VIX tracking ETN’s – There’s no such thing as a free lunch

by CC April 20, 2011 3:41 pm • Commentary

Dan and I have been thinking alot recently on the best ways to play marketwide volatility. Dan has had some success recently in trading options in the VXX, but also taken some pain on on some earlier trades in that beast. I personally had some success in going long the XIV (VelocityShares Daily Inverse VIX Short Term ETN) during the Japanese nuclear crisis, using it as a hedge when the SPX was near 1250 vs. some market shorts. I want to discuss these types of products and why they are so risky as anything other than a short term bet.
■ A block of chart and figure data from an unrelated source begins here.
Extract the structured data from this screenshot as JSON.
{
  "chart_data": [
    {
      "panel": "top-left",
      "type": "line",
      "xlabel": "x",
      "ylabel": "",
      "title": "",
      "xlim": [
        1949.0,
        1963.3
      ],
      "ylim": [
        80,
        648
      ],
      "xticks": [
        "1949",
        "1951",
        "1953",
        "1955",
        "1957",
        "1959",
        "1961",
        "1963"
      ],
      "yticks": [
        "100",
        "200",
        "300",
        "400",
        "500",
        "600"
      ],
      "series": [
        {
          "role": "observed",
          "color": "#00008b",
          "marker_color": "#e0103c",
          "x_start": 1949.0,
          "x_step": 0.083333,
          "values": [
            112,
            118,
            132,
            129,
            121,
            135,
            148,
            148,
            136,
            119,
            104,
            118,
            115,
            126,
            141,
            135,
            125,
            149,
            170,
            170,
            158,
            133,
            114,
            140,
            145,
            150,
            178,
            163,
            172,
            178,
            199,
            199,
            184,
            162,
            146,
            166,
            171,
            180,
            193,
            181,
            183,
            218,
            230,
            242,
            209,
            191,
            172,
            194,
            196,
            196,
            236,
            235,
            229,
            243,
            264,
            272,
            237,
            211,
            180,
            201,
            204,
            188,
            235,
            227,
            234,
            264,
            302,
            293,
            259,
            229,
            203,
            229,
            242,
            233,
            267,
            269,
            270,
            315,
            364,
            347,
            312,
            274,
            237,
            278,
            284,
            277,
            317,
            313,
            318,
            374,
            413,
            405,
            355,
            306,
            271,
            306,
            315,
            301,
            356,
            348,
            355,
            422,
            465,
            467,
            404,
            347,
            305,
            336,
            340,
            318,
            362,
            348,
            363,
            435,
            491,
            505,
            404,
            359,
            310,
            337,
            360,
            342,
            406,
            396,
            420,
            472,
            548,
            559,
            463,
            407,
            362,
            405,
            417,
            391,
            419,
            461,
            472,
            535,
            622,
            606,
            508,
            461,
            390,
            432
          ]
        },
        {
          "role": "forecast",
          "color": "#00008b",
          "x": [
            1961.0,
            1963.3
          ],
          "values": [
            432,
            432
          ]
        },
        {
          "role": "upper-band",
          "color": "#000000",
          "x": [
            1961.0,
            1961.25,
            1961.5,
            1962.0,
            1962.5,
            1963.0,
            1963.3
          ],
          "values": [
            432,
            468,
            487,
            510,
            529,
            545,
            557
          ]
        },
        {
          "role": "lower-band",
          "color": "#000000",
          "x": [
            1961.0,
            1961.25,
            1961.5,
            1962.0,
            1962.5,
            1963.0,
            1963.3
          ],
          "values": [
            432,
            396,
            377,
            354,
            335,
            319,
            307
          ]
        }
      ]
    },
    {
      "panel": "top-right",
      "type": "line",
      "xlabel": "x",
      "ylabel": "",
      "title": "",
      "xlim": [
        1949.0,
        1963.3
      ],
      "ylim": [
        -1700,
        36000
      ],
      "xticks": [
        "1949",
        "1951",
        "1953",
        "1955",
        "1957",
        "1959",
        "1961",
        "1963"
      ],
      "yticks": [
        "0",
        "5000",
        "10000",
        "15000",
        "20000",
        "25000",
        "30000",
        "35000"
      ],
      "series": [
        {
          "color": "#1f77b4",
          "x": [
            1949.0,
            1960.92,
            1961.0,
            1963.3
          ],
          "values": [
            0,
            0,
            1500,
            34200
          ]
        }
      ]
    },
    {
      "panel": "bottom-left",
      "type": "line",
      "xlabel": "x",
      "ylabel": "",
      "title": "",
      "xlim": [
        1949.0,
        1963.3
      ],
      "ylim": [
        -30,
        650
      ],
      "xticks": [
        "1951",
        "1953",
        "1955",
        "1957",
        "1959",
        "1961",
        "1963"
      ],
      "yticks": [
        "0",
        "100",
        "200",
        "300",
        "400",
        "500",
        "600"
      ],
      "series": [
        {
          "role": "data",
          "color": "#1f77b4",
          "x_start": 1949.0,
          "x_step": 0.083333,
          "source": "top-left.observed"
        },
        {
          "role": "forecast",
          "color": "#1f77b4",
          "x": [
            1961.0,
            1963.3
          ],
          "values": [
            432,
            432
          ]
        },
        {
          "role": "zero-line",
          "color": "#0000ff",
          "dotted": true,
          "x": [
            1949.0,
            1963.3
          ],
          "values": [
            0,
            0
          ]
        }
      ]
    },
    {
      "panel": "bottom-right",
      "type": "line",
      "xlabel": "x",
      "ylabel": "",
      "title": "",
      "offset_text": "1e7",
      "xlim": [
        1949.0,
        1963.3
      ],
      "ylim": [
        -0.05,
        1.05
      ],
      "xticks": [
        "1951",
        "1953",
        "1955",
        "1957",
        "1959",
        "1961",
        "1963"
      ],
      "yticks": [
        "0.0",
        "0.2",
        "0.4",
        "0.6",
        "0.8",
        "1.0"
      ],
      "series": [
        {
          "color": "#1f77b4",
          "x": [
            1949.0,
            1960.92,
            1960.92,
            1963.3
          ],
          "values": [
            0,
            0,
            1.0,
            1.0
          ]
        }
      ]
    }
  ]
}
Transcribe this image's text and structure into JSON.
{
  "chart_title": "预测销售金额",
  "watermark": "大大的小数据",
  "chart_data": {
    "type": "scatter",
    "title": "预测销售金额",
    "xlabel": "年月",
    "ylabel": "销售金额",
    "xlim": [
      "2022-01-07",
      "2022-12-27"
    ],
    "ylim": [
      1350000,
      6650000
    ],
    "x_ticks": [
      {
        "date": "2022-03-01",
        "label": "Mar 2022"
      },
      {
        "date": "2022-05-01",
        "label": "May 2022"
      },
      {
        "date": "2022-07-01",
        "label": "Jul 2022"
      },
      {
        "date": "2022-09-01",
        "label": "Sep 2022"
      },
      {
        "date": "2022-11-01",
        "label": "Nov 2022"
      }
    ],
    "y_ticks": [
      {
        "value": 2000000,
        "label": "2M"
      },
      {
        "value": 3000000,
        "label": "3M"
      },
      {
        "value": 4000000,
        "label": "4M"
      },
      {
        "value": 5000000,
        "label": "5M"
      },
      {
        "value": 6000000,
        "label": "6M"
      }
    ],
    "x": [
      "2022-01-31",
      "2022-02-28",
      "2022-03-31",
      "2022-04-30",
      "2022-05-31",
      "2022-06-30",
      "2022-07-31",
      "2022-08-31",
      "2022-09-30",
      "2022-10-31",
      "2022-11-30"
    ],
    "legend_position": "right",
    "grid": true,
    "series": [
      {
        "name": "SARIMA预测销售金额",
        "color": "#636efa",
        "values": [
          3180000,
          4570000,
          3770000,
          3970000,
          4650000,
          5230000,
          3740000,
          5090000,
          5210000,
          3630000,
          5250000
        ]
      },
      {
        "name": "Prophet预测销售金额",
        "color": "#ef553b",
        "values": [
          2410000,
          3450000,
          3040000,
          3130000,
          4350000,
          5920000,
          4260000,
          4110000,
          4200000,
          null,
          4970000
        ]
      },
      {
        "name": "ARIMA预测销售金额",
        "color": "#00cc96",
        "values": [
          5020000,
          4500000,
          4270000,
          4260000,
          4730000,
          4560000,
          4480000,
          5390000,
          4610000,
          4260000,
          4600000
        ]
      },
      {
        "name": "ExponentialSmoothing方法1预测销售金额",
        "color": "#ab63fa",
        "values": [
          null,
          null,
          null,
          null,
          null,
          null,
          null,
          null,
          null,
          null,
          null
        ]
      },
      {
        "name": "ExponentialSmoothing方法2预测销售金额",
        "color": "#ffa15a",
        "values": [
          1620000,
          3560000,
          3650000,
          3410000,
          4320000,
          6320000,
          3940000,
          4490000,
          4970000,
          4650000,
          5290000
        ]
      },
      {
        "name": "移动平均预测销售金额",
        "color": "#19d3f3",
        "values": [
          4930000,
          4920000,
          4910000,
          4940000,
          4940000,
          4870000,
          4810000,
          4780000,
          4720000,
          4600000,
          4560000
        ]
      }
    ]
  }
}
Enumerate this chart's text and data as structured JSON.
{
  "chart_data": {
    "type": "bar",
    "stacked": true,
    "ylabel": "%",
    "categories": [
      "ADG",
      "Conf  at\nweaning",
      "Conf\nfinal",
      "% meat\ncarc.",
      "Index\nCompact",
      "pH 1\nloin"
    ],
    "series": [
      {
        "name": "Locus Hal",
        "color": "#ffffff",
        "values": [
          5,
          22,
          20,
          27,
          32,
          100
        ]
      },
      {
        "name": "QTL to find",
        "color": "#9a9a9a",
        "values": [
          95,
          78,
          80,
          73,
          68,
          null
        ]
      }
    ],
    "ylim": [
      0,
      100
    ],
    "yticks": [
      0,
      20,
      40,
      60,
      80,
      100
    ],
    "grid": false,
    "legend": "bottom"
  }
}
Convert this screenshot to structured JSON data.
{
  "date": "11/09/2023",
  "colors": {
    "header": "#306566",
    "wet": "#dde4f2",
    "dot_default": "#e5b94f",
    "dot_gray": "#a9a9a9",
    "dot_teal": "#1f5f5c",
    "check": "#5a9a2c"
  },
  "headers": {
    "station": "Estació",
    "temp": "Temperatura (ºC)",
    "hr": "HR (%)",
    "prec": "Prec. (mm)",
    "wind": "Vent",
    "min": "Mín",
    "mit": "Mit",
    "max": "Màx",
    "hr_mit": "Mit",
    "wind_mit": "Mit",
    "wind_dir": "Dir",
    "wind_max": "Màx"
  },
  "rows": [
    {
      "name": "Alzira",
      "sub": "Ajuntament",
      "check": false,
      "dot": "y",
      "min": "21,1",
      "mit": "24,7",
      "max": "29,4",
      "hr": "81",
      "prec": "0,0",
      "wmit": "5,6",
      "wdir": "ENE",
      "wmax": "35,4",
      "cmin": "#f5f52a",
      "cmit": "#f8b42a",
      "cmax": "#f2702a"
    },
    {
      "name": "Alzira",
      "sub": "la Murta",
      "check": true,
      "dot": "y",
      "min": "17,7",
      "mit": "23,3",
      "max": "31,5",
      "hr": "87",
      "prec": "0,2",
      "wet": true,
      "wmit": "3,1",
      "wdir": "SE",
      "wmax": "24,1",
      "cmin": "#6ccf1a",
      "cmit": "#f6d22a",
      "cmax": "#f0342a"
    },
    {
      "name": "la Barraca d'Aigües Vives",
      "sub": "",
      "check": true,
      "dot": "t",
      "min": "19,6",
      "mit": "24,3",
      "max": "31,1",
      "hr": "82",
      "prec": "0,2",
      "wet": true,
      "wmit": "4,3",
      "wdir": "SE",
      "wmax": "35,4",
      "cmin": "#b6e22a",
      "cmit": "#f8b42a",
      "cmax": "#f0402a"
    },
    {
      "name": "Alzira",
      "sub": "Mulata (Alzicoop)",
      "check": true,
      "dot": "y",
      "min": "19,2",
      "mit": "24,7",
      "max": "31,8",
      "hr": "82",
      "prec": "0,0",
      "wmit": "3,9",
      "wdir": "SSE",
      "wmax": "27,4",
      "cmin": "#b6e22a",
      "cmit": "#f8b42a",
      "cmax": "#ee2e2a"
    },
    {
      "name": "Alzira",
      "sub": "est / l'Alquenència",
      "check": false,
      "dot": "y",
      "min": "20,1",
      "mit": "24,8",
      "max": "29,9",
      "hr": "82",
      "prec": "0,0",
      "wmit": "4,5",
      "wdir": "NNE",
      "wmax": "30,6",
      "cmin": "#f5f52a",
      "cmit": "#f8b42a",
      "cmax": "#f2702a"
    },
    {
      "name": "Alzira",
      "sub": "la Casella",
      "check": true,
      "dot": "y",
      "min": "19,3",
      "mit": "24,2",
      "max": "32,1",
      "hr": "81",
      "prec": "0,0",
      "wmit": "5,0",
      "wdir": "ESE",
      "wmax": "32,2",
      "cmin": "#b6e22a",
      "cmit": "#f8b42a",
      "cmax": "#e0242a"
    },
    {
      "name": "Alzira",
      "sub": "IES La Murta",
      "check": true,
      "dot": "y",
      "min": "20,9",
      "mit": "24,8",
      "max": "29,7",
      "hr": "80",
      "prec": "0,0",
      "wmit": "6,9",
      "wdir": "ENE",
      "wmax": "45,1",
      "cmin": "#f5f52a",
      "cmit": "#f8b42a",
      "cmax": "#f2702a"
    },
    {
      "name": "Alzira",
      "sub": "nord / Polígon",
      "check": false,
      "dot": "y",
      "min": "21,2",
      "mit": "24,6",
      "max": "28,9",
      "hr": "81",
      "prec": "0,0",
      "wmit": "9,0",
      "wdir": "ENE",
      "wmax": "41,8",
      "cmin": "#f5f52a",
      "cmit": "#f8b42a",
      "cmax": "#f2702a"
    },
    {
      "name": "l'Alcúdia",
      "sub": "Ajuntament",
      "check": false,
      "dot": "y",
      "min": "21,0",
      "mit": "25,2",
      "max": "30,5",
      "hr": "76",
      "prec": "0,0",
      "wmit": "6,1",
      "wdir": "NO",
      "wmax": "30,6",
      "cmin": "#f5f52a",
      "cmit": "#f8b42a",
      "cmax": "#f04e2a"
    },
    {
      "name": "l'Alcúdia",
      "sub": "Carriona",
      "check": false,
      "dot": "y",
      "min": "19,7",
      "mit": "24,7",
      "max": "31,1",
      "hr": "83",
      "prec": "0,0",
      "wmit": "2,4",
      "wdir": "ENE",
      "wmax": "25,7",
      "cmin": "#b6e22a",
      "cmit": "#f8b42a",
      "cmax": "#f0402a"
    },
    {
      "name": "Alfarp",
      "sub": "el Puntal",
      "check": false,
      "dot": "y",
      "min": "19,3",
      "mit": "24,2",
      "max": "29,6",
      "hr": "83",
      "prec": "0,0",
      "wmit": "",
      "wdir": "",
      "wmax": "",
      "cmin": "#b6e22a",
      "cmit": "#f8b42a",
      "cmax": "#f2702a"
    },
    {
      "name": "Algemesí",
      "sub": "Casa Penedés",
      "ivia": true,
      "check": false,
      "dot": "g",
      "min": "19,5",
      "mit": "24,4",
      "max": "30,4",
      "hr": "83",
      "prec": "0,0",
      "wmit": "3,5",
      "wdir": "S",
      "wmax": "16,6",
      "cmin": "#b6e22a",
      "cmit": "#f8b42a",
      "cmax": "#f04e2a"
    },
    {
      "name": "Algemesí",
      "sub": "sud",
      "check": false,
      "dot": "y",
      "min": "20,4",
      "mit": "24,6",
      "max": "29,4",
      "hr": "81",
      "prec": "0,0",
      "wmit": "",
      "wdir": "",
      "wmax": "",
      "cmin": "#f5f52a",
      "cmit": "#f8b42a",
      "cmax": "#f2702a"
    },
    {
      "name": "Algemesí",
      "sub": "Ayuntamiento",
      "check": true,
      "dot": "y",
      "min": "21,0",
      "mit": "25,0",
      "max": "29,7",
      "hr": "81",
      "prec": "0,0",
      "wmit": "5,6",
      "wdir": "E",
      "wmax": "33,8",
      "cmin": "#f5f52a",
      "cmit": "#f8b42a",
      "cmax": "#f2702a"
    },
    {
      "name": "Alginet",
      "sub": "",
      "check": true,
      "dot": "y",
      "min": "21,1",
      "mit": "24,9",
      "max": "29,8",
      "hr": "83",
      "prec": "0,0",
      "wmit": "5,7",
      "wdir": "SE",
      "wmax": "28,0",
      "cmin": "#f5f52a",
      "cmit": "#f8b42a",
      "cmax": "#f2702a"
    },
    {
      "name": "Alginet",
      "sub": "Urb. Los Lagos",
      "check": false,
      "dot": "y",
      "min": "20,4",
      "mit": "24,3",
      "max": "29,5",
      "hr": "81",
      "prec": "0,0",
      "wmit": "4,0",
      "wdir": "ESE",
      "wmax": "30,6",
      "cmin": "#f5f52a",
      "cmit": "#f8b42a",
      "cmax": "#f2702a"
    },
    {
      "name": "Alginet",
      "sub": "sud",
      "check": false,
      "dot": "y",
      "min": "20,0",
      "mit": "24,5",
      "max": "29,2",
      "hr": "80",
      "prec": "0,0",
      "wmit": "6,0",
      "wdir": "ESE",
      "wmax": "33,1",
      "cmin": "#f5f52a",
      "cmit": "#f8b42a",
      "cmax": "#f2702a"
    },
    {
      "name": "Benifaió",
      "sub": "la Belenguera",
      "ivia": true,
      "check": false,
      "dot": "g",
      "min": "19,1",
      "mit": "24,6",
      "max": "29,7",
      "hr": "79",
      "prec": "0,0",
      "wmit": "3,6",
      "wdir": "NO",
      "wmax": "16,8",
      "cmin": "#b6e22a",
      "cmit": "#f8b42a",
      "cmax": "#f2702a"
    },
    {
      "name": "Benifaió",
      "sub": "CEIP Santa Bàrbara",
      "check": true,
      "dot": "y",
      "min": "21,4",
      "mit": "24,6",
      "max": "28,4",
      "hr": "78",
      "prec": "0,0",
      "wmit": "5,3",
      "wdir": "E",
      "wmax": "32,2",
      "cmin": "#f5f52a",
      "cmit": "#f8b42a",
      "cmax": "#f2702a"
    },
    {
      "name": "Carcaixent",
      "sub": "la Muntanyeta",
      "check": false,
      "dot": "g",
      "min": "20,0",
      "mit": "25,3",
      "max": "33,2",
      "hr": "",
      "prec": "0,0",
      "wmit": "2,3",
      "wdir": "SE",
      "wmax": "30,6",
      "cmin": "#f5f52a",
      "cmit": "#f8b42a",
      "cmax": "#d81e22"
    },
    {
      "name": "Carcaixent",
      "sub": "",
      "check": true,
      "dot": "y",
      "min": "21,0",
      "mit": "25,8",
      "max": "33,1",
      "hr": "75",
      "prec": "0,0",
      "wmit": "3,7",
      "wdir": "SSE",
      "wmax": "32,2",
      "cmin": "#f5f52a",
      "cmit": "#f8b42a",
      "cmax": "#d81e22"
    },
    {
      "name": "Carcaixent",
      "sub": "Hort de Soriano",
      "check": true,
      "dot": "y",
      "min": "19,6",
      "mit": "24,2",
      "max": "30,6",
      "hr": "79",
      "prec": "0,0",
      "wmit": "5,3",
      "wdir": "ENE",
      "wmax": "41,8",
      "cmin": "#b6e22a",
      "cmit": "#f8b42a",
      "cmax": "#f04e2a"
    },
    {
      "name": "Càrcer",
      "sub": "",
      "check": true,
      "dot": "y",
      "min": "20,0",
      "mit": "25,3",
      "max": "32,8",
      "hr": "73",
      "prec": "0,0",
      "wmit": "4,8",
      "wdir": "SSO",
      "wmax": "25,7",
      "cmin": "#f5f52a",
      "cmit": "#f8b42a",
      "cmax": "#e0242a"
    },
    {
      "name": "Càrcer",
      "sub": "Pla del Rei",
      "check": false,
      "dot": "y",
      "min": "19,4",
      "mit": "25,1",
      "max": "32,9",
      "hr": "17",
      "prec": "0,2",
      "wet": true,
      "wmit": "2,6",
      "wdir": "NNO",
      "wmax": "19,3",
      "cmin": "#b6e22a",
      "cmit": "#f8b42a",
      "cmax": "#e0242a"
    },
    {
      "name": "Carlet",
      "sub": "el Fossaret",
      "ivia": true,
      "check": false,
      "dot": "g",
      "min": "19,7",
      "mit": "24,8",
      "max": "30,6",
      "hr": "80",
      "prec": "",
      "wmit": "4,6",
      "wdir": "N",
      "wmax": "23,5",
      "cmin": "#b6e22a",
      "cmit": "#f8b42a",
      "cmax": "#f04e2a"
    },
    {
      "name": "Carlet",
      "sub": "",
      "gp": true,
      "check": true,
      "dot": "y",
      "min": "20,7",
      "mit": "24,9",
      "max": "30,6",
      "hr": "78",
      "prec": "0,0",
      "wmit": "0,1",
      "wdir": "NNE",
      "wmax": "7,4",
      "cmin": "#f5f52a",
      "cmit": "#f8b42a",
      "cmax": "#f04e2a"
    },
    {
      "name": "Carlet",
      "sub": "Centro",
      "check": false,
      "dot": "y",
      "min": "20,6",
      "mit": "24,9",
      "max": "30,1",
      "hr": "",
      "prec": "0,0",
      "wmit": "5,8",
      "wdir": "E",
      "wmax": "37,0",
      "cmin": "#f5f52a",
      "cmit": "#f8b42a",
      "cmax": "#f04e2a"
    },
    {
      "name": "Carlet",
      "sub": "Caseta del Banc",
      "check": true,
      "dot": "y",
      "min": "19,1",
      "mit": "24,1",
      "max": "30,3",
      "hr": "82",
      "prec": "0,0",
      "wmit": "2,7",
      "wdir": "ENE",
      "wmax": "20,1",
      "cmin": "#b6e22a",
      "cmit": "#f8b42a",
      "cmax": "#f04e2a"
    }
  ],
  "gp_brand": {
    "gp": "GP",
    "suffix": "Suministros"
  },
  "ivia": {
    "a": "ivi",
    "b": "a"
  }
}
In an ideal world, investors and traders would be able to use Volatility indices in their portfolio as a hedge against market crashes and corrections. Alot of products have been launched in the past few years to attempt this.

Since the invention of options, most market participants have hedged portfolios or single stock holdings in the form of puts, collars, risk reversals etc. in the underlying stock or index. An index was created that attempted to give a sense of how this options hedging was trading as a whole. The VIX. At the risk of oversimplifying, the VIX is an index that measures the combined implied volatility of options on the S&P 500.

Now back to VXX et al. The VXX is an ETN issued by iPath. It attempts to track short term futures in the VIX. If your head is starting to spin, it should. The VIX has futures. The VXX tracks those futures. (a derivative, of a derivative, of a derivative, of a… well, you get the point) The problem with anything that tracks futures is they can hemorrhage money on something called contango. Contango, again to oversimplify, is when the spot price of the future is below the price of the future month it needs to roll towards at expiration. E.g. The front month is expiring at 18, the next month out that needs to be bought trades 20 = your index losing 2 dollars. This happens all the time in an ETN like VXX.

The best way to think about this, is VXX (and other instruments like it) has decay. It’s not that different than being long premium in the form of puts. If one were to buy calls in VXX (or something similar) one would be long premium that decays, on something that essentially mimics being long premium that decays. This is like playing Russian Roulette where 5 of the chambers have a bullet, and the other one spits out 10 thousand dollars.

Yikes!

In other words. You better be right, you better be right fast, and you better run as soon as that $10k shoots into your ear.

I haven’t looked into all of these things, but what has struck me is that the short VIX futures instruments (e.g. XIV) seem to fare much better in mimicking the price of the VIX futures. FT Alphaville did a pretty good job explaining why it’s so hard to mimic the VIX. You can read their take here.

Dan and I are going to keep our eyes on this stuff and figure out the best ways to play these things. Like I told Dan last night, if there were instruments out there that traded one to one with VIX futures, had no contango, had no decay, were mean reverting when the VIX was at say 12 or 60, and had no expiration? I may not trade anything else but those for the rest of my life. Because that my friends, would be a free lunch. Unfortunately, there’s no such thing as a free lunch yet.